I am frequently engaged in research that crosses disciplinary boundaries, combining several research disciplines together. One example is my work at the interface between machine learning and science, combining both algorithmic development and practical applications. In addition to my scientific domain (particle physics), I have collaborated with others in the following scientific and non-scientific domains: planetary science, medicine and art.
In planetary science, I have collaborated with researchers from the Johns Hopkins University Applied Physics Laboratory and NASA on a machine learning project analyzing geochemical terrains from MESSENGER mission data. As a proof of concept, we have learned to extract features from lunar elemental composition data and make accurate predictions of features of the Moon, including its albedo map. We are applying similar techniques to data collected by the MESSENGER mission from Mercury, where the relationships among geochemical terrains are much more complex and can shed light on the origin of Mercury. We are applying a similar approach to data from other planetary science missions, including future missions.
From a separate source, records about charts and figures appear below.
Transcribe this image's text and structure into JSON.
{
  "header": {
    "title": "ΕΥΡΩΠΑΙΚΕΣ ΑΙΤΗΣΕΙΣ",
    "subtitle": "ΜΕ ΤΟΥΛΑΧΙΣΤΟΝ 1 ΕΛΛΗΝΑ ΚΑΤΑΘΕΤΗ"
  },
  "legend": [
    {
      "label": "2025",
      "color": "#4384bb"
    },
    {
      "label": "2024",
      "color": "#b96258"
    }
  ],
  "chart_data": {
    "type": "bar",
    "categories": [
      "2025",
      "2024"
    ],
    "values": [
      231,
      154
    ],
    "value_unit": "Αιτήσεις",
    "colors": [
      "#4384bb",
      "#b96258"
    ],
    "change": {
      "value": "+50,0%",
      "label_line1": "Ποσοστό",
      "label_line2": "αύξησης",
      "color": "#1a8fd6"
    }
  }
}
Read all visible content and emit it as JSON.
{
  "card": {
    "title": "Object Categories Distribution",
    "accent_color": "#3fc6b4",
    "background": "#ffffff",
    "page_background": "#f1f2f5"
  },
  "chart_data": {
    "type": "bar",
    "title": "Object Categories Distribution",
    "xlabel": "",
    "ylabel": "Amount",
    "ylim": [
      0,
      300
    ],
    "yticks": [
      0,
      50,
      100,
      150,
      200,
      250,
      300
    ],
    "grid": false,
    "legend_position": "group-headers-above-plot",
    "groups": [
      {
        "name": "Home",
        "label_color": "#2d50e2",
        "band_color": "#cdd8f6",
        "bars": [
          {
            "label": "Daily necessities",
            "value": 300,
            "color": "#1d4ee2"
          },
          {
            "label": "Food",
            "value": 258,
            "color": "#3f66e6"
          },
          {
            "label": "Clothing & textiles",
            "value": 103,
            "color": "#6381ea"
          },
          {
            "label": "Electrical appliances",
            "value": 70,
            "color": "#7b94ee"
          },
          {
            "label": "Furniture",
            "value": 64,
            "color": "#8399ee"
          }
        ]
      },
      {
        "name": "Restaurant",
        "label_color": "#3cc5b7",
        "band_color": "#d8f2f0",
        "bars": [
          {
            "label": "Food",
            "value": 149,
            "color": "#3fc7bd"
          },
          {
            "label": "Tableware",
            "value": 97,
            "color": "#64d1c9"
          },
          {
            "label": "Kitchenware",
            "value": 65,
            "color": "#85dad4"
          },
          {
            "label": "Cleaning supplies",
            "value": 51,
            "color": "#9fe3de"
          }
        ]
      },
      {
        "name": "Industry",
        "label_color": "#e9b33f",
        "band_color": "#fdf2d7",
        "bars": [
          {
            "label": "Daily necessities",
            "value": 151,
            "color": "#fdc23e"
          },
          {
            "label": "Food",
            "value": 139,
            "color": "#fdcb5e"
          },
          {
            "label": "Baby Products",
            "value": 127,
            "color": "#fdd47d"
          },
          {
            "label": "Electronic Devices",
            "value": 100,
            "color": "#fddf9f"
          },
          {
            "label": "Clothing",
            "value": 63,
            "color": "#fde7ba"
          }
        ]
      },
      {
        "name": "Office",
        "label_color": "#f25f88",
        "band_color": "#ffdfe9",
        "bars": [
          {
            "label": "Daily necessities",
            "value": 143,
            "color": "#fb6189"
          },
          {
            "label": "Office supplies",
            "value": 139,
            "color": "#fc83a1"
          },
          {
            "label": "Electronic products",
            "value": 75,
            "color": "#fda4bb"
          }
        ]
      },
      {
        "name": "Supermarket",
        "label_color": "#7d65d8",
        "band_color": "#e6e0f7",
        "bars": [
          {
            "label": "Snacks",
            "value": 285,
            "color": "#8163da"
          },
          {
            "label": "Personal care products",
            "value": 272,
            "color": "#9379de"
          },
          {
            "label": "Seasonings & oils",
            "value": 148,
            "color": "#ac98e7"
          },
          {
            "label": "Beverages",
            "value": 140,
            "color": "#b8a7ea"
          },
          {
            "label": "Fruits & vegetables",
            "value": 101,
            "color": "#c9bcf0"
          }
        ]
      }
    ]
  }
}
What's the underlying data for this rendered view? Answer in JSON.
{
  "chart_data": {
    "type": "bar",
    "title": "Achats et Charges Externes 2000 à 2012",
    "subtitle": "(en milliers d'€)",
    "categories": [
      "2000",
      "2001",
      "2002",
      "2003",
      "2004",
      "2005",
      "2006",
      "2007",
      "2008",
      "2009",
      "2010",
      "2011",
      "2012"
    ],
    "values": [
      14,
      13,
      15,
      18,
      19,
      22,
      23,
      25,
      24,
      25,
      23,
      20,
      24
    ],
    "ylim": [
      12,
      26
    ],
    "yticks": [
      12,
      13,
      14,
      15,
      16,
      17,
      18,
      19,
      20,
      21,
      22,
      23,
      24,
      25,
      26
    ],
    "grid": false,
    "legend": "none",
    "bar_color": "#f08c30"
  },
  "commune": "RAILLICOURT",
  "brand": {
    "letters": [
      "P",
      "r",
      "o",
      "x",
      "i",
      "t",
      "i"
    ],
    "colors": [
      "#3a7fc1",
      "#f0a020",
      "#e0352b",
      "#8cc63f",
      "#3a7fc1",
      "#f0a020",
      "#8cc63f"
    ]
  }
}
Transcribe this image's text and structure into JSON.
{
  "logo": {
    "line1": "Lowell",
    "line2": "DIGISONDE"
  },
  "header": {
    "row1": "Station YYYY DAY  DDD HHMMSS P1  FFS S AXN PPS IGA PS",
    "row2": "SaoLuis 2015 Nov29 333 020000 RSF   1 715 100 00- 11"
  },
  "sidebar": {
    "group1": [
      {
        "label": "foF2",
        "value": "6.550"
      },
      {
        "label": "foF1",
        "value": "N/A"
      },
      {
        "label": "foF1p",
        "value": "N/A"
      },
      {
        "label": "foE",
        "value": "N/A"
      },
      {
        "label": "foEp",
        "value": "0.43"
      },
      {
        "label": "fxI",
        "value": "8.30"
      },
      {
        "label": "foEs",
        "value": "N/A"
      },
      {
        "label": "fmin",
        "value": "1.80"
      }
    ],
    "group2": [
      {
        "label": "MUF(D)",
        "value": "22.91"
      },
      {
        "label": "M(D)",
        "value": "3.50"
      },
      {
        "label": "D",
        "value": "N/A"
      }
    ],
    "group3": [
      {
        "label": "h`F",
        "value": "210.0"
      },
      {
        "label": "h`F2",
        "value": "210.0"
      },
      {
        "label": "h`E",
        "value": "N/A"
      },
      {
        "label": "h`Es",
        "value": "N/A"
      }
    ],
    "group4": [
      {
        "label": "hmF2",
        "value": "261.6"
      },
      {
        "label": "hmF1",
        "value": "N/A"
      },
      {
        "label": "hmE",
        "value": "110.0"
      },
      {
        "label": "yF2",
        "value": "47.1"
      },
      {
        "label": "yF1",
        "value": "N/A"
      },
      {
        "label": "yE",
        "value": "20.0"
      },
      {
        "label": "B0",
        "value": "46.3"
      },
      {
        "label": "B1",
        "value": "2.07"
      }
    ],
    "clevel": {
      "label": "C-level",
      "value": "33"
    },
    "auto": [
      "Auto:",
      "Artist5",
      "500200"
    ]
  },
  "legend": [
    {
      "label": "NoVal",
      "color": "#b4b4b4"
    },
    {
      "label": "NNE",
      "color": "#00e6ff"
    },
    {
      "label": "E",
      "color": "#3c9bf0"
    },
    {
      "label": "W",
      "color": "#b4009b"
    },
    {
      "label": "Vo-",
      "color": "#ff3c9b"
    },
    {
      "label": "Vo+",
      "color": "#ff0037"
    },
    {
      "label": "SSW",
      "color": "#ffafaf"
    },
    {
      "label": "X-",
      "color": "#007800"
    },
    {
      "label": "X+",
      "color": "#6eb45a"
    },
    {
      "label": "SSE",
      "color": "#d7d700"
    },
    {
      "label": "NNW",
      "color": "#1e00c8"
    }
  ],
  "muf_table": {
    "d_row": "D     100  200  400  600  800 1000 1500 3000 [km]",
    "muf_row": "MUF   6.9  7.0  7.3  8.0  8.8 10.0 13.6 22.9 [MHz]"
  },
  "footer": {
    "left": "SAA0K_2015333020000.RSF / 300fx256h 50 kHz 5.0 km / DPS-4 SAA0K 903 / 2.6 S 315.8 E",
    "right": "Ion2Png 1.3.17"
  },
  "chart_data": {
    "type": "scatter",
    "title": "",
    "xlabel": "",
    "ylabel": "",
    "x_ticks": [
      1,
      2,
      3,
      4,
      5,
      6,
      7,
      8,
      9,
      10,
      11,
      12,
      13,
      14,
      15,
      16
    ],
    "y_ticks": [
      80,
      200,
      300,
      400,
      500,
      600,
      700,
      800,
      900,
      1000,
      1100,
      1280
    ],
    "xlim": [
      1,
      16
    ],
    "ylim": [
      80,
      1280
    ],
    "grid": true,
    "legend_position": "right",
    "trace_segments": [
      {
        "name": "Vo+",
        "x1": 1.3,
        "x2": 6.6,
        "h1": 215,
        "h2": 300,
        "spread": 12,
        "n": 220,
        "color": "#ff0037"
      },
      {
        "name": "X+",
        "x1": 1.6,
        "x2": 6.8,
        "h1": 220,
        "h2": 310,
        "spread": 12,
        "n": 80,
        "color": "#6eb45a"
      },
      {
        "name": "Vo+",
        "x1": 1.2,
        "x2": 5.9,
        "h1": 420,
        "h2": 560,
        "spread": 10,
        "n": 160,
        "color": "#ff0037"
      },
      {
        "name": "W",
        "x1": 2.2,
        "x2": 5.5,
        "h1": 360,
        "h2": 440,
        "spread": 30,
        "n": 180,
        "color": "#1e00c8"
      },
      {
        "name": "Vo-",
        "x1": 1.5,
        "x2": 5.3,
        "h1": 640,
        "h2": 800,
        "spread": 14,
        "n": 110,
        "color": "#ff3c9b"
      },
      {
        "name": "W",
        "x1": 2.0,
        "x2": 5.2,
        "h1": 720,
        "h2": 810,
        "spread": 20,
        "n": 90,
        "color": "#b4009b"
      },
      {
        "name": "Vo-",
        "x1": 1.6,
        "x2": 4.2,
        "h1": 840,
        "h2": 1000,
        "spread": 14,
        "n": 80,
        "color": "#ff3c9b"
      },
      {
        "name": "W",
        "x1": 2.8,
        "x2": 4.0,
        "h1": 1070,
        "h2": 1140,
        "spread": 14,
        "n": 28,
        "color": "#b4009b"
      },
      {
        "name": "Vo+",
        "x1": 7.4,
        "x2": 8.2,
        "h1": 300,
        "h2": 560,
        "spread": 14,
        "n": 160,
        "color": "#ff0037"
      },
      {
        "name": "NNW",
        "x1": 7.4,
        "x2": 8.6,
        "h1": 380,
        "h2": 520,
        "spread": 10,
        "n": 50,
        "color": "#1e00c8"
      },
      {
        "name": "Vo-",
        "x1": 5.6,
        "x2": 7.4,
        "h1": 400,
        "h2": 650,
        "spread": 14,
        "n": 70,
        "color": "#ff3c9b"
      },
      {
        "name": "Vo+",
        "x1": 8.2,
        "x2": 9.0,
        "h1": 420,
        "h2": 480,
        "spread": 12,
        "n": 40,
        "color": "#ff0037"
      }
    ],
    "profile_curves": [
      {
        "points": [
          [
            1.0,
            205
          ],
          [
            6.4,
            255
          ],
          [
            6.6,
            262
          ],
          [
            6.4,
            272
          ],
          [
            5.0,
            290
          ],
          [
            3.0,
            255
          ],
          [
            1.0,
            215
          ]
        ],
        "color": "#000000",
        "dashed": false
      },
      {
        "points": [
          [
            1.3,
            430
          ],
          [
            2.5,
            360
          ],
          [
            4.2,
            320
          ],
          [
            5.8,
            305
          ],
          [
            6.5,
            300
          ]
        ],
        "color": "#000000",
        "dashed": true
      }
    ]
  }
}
I am additionally working in an interdisciplinary collaboration with theoretical and experimental astrophysicists in the area of strong gravitational lensing and using machine learning techniques to identify possible dark matter substructure to answer the question: what is dark matter?
In 2018, I participated in a panel on machine learning for accelerated vaccine and immunotherapy development, focused on machine learning applications and predictive modeling to make more effective vaccines, part of the 2nd World Vaccine and Immunotherapy Congress , which stemmed from my project with Sanofi Pasteur.
In 2016, I have consulted and collaborated with Sanofi Pasteur, a global pharmaceutical company in order to develop better vaccines. We have applied modern machine learning techniques to challenges facing large-scale vaccine production, including making higher-quality antigens and spotting problems before they negatively affect vaccine production. It is my hope that the outcome of this project can help speed up vaccine production, something that would benefit all of us.